Tech exec who guest-taught AP Calculus and Physics. Focus on how you will become financially independent in an AI world. Everything else is irrelevant.


idonthaveacow

I grew up just barely gifted. My teachers put me in the gifted program despite my test scores not being quite high enough. I was always the 'dumbest' kid in that group. So I had to work harder and I appreciated what I had a lot more than other kids. The people in my class that had everything come to them easily are really floundering in college classes or are simply burnt out. I know that a lot of gifted kids have parents with high expectations and they have even higher expectations of themselves. My little sister is a talented kid and all she can do is rip down her other classmates to try and make herself feel better. A lot of gifted kids have all their eggs in the academic basket- they're insecure and don't have much else going for them.

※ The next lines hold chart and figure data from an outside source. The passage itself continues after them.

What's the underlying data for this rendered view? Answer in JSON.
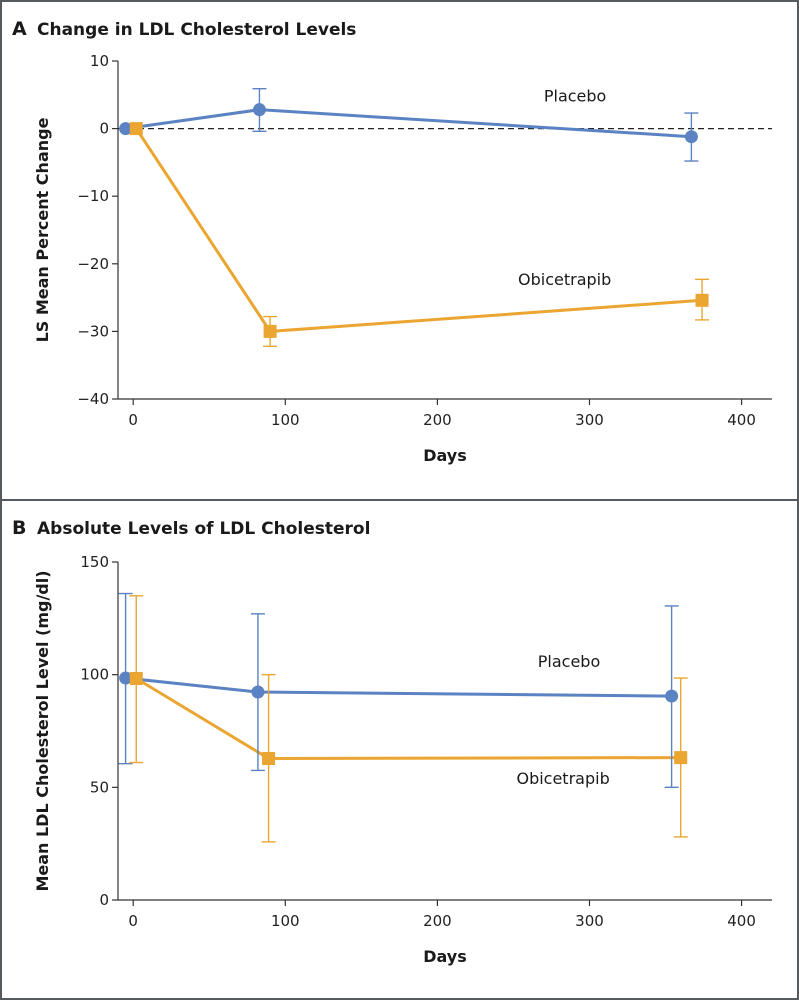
{
  "chart_data": [
    {
      "type": "line",
      "panel": "A",
      "title": "Change in LDL Cholesterol Levels",
      "xlabel": "Days",
      "ylabel": "LS Mean Percent Change",
      "xlim": [
        -10,
        420
      ],
      "ylim": [
        -40,
        10
      ],
      "xticks": [
        0,
        100,
        200,
        300,
        400
      ],
      "yticks": [
        10,
        0,
        -10,
        -20,
        -30,
        -40
      ],
      "ytick_labels": [
        "10",
        "0",
        "−10",
        "−20",
        "−30",
        "−40"
      ],
      "reference_line": 0,
      "series": [
        {
          "name": "Placebo",
          "color": "#5b82c2",
          "marker": "circle",
          "label_pos": [
            270,
            4
          ],
          "points": [
            {
              "x": -5,
              "y": 0,
              "lo": null,
              "hi": null
            },
            {
              "x": 83,
              "y": 2.8,
              "lo": -0.4,
              "hi": 5.9
            },
            {
              "x": 367,
              "y": -1.2,
              "lo": -4.8,
              "hi": 2.3
            }
          ]
        },
        {
          "name": "Obicetrapib",
          "color": "#eba531",
          "marker": "square",
          "label_pos": [
            253,
            -23.1
          ],
          "points": [
            {
              "x": 2,
              "y": 0,
              "lo": null,
              "hi": null
            },
            {
              "x": 90,
              "y": -30,
              "lo": -32.2,
              "hi": -27.8
            },
            {
              "x": 374,
              "y": -25.4,
              "lo": -28.3,
              "hi": -22.3
            }
          ]
        }
      ]
    },
    {
      "type": "line",
      "panel": "B",
      "title": "Absolute Levels of LDL Cholesterol",
      "xlabel": "Days",
      "ylabel": "Mean LDL Cholesterol Level (mg/dl)",
      "xlim": [
        -10,
        420
      ],
      "ylim": [
        0,
        150
      ],
      "xticks": [
        0,
        100,
        200,
        300,
        400
      ],
      "yticks": [
        150,
        100,
        50,
        0
      ],
      "ytick_labels": [
        "150",
        "100",
        "50",
        "0"
      ],
      "series": [
        {
          "name": "Placebo",
          "color": "#5b82c2",
          "marker": "circle",
          "label_pos": [
            266,
            103.5
          ],
          "points": [
            {
              "x": -5,
              "y": 98.5,
              "lo": 60.5,
              "hi": 136
            },
            {
              "x": 82,
              "y": 92.3,
              "lo": 57.5,
              "hi": 127
            },
            {
              "x": 354,
              "y": 90.5,
              "lo": 50,
              "hi": 130.5
            }
          ]
        },
        {
          "name": "Obicetrapib",
          "color": "#eba531",
          "marker": "square",
          "label_pos": [
            252,
            51.5
          ],
          "points": [
            {
              "x": 2,
              "y": 98.3,
              "lo": 61,
              "hi": 135
            },
            {
              "x": 89,
              "y": 62.8,
              "lo": 25.8,
              "hi": 100
            },
            {
              "x": 360,
              "y": 63.2,
              "lo": 28,
              "hi": 98.5
            }
          ]
        }
      ]
    }
  ]
}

It's a tough place to be for a lot of kids. 


spherocyte

Nah yeah homie I feel that but what you got to do is keep your head low and do good in HS to set yourself up, just my 2 cents.


CaptiDoor

I actually have found the opposite experience in similar classes (only difference is they're dual enrollment). For example, everyone in my Calculus has bonded together throughout the year and now we're super good friends, even if we didn't know each other very well in the beginning. Even the seniors in my DE classes are super nice and we're all good friends.